Felsefe ya da metafizik alanındaki görüşlerine gelince, onlar, daha önce de belirtmiş olduğumuz gibi, varolan herşeyin sayı olduğunu, sayının varlığın arkhe yada tözü olduğunu belirtmişlerdir. Bu, Pythagorasçıların sayıları mekansal olarak tasarlayıp, geometrik bir biçimde ifade ettikleri anlamına gelmektedir. Buna göre, bir nokta, iki doğru, üç yüzey, dört katıdır. Bundan dolayı, matematiksel ilkelerin varlığın ilkeleri, herşeyin sayı olduğunu söylemek, mekan içindeki tüm cisimlerin nokta, doğru ve yüzey gibi birimlerden meydana geldiğini ortaya koyar. Başka bir deyişle, Pythagorasçılara göre, çeşitli noktaların yan yana gelişi, yalnızca matematikçinin imgeleminde değil, fakat dış gerçeklikte de bir doğru meydana getirir. Aynı şekilde, çeşitli doğruların birleştirilmesinden yüzeyler, yüzeylerin bir araya gelişinden ise katılar, yani cisimler meydana gelir. Buna göre, her cisim dört sayısının maddi bir ifadesidir, çünkü o, dördüncü bir terim olarak, üç bileşensel öğeden, sırasıyla noktalardan, doğrulardan ve yüzeylerden meydana gelir. Onların sayıları bu şekilde varlığın ilkeleri olarak gördükleri, yetkin ya da kutsal bir şekil olarak değerlendirilen ve nokta, doğru, yüzey ve cismi simgelerken, 1, 2, 3 ve 4 sayılarının toplamından meydana gelen tetrakys’ten bellidir.

Pythagorasçılar, daha sonra, biraz da keyfi olarak belirli sayıları belirli şeylere yüklemeye geçmişlerdir. Buna göre, adalet dört, uygun durum’ ya da zaman yedi, canlılık ise altı sayısıyla gösterilmiştir. Onlar, evliliğin, bir evlilikte karı koca ve çocuklar bulunduğu için, üç olduğunu söylemişler.

Pythagorasçı Okul, varolan her şeyin sayı olduğunu iddia eder, sayıları varolan her şeyin ilkeleri olarak kabul ederken, sayının ilkeleri olarak da sınırla sınırsız olanı öne sürmüşlerdir. Burada Anaksimandros’tan etkilenen Pythagorasçılar, ondaki Belirsiz ya da Sınırsız fikrini, Sınırsız olana şekil veren ve ondan bir uyum yaratan Sınır fikriyle birleştirmişlerdir. Buna göre, sayıların tek ve çift diye ikiye ayrıldığını öne süren Pythagorasçı anlayışa göre, bunlardan Tek olan sınırlı iken, Çift olan sınırsızdır Bir ise, aynı anda hem tek ve hem de çift olduğu için, bu ikisinden meydana gelir Başka bir deyişle, bir, sınırın, onu sınırlı kılmak için, sınırsıza baskın çıkmasının sonucunda ortaya çıkar. Sayı ya da sayılar ise, birden doğar.

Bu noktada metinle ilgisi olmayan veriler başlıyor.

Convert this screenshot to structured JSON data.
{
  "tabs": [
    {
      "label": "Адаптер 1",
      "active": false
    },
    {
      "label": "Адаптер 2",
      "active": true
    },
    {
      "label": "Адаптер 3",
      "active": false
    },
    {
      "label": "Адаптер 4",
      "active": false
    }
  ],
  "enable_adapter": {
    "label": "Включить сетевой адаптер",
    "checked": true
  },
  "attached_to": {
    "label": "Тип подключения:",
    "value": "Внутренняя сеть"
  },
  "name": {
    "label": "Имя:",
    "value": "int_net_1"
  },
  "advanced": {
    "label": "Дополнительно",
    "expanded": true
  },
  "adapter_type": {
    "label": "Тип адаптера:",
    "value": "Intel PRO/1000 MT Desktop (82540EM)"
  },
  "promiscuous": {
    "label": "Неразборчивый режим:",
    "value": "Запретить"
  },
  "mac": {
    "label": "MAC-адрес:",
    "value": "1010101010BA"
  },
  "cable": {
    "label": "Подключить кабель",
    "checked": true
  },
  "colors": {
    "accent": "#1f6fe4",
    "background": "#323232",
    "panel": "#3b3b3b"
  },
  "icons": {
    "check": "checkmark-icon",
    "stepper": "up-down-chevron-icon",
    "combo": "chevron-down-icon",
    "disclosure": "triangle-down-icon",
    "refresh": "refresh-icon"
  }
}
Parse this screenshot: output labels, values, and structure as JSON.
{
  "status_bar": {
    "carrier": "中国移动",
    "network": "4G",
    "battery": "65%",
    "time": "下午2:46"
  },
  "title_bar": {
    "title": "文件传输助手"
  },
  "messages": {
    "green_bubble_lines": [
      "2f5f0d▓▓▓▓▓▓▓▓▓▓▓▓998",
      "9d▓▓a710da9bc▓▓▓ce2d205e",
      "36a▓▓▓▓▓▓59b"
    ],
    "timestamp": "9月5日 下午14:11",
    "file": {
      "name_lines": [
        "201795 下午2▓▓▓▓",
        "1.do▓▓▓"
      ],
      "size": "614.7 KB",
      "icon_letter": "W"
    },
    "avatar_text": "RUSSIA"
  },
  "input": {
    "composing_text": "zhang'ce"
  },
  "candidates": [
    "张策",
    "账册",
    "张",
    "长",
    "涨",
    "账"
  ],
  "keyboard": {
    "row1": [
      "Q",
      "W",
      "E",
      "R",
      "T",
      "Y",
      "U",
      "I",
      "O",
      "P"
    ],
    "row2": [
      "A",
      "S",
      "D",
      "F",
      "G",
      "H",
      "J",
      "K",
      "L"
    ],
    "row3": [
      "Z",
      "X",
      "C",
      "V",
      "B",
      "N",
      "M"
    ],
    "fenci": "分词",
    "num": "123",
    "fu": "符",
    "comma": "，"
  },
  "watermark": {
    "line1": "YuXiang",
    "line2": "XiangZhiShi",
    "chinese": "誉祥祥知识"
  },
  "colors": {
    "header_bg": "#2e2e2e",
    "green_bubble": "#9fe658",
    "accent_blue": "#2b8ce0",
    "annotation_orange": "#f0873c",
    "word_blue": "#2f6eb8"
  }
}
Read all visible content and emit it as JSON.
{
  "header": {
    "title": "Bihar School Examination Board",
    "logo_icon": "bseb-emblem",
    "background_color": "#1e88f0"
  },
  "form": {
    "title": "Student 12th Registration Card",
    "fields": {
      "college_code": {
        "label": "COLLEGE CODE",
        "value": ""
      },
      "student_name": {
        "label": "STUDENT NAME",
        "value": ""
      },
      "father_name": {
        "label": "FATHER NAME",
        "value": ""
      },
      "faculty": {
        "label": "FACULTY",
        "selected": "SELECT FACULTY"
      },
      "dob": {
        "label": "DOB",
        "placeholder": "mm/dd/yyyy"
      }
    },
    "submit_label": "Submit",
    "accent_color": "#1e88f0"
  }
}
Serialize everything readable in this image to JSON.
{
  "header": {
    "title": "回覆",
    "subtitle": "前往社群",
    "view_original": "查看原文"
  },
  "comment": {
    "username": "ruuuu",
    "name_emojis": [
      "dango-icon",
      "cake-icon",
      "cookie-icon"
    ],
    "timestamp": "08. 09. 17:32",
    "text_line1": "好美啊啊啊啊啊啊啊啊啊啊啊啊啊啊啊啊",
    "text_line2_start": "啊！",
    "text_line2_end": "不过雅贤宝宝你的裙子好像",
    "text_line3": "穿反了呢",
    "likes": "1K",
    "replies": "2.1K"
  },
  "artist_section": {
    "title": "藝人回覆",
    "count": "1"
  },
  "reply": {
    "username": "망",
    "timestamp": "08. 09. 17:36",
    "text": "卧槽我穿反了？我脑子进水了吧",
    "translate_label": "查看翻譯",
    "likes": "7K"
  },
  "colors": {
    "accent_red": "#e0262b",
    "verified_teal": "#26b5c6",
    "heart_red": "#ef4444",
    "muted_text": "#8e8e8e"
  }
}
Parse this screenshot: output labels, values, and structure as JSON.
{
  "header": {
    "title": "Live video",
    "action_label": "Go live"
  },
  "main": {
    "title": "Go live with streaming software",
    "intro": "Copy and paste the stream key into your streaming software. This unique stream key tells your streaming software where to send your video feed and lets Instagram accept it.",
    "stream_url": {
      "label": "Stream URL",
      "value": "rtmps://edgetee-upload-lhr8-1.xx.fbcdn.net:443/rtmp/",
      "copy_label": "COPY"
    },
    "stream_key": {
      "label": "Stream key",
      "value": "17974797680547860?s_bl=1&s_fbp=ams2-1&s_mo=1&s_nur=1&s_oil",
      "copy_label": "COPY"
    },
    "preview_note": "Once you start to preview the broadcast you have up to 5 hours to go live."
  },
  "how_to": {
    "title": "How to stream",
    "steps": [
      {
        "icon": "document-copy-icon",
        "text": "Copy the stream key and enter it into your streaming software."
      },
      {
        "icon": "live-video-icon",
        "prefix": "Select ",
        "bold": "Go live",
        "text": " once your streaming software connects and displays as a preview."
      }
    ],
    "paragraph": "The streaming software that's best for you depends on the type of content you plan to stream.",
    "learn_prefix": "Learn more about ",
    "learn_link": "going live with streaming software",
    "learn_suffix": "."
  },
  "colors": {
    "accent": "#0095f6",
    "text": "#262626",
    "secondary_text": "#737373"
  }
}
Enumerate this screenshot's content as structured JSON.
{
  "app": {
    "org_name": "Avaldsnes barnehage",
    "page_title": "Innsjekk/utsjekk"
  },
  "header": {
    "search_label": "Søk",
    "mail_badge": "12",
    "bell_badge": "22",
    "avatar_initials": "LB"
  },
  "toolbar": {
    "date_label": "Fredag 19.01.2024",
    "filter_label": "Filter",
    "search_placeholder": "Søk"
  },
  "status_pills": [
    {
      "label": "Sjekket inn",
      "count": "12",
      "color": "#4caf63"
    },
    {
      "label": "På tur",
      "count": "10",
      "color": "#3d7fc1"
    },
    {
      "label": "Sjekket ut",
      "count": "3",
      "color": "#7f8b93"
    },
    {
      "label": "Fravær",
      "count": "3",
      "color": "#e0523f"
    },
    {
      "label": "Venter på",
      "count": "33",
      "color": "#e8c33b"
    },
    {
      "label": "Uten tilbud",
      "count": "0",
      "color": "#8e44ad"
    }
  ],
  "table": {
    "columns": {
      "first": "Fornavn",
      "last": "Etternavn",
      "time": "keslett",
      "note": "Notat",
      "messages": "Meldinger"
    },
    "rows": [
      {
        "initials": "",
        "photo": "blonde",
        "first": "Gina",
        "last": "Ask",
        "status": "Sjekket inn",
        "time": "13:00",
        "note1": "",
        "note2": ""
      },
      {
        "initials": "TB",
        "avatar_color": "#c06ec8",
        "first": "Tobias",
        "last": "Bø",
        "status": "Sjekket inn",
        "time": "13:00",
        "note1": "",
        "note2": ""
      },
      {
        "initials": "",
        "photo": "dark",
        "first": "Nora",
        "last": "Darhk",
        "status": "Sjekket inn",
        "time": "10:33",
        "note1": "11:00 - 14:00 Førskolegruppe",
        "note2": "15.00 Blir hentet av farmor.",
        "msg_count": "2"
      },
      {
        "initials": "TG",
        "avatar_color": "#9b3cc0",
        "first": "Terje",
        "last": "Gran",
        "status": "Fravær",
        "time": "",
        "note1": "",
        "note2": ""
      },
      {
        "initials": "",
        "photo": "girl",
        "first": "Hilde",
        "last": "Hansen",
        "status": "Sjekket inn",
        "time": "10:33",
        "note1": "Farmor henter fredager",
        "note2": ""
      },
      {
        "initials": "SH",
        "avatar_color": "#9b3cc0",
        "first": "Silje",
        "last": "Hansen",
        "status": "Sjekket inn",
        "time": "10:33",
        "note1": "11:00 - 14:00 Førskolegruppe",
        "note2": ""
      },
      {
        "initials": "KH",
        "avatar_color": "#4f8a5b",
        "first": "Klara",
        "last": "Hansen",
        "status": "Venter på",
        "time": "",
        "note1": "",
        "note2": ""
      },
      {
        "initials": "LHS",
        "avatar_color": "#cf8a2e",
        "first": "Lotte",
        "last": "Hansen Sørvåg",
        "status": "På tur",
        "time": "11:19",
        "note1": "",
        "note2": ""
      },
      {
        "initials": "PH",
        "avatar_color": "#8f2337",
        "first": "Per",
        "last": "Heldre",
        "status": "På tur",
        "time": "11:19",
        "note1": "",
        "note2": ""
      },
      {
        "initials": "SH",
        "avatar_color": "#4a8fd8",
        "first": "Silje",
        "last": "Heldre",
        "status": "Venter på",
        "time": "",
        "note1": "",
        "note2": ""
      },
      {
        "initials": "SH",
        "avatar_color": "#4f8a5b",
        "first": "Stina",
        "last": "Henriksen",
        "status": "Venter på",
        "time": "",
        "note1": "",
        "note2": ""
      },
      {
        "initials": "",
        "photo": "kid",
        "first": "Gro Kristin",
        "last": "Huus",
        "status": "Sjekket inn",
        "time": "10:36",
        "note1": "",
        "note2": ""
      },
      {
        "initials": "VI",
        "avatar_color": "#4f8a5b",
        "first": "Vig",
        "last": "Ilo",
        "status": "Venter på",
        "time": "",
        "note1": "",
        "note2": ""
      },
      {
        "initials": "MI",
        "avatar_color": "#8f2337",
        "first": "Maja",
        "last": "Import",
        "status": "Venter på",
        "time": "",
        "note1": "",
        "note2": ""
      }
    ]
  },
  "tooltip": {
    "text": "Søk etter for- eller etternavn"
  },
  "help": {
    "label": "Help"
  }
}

Burada da ifade edildiği gibi, uyum, karşıt öğeler arasındaki ilişkinin bir sonucu olarak, sınırın sınırsıza üstün gelmesinin sonucunda ortaya çıkar. Uyumun temelinde bulunan karşıt öğeleri, Pythagorasçılar düalist bir anlayışla, iki ayrı sütun altında on çift olarak sıralamışlardır. bu karşıtlıklar, sırasıyla sınır ve sınırsız, tek ve çift, bir ve çok, sağ ve sol, erkek ve dişi, sükünet ve hareket, doğru ve eğri, aydınlık ve karanlık, iyi ve kötü, kare ve dikdörtgen karşıtlıklarından meydana gelmektedir. Çiftlerin İlk terimleri, ya da birinci sütunu oluşturan karşıtlar, Pythagorasçılar tarafından düzen, yetkinlik ve sınırlama ilkeleri, buna karşın ikinci terimler düzensizlik, eksiklik ve sınırsızlık ilkeleri olarak düşünülmüştür. Bu sınıflama, ayrıca onların, kendi metafiziklerinden türettikleri bir ahlak anlayışına sahip olduklarını ifade etmektedir.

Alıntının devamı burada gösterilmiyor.